ABSTRACT

Reading certain theoretical works of the past few decades, one might be forgiven for thinking that until the later twentieth century, everybody had agreed that historical accounts were simply accepted as True Stories containing Important Facts about Things Which Really Happened. History was, at least since the more scientistic turn of the twentieth century, a discipline quite distinct from literature. Literature was about things that had not happened, and history was about things that had. Literature was about imagination and invention; history was about telling the truth. Historians wrote about facts, to be clearly distinguished from fiction and myth. And, on this allegedly traditional view, historians were trained to do it properly, objectively; using appropriate sources and methodology (known by critics as ‘source fetishism’), with appropriate time spent sweating in the archives (‘archive positivism’), their results could be trusted. Then along came some theoretically sophisticated postmodernists, much influenced by French post-structuralism, who mounted a mortal attack on this happy picture of historians earnestly in pursuit of truth.
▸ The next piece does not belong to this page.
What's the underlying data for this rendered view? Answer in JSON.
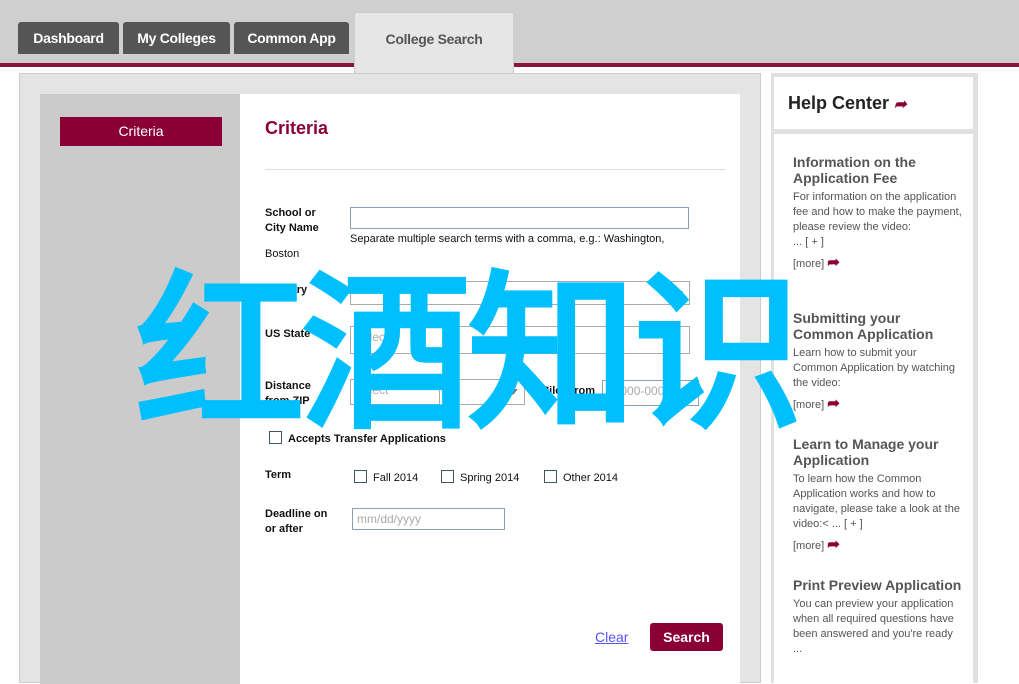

With the ‘linguistic turn’, history dissolved into relativist discourse; the ‘truth’ could not only never be known, but was indeed itself merely an article of faith. Historical works were essentially fictions written in realist mode, with conventions such as quotations from sources and scholarly footnotes serving to bolster the reality effect. Meanwhile, however, the vast majority of practising historians ignored the unintelligible theorists, and simply got on with the job of reconstructing the past; and their readers continued to read their books as if they had something interesting and accurate to say about the past.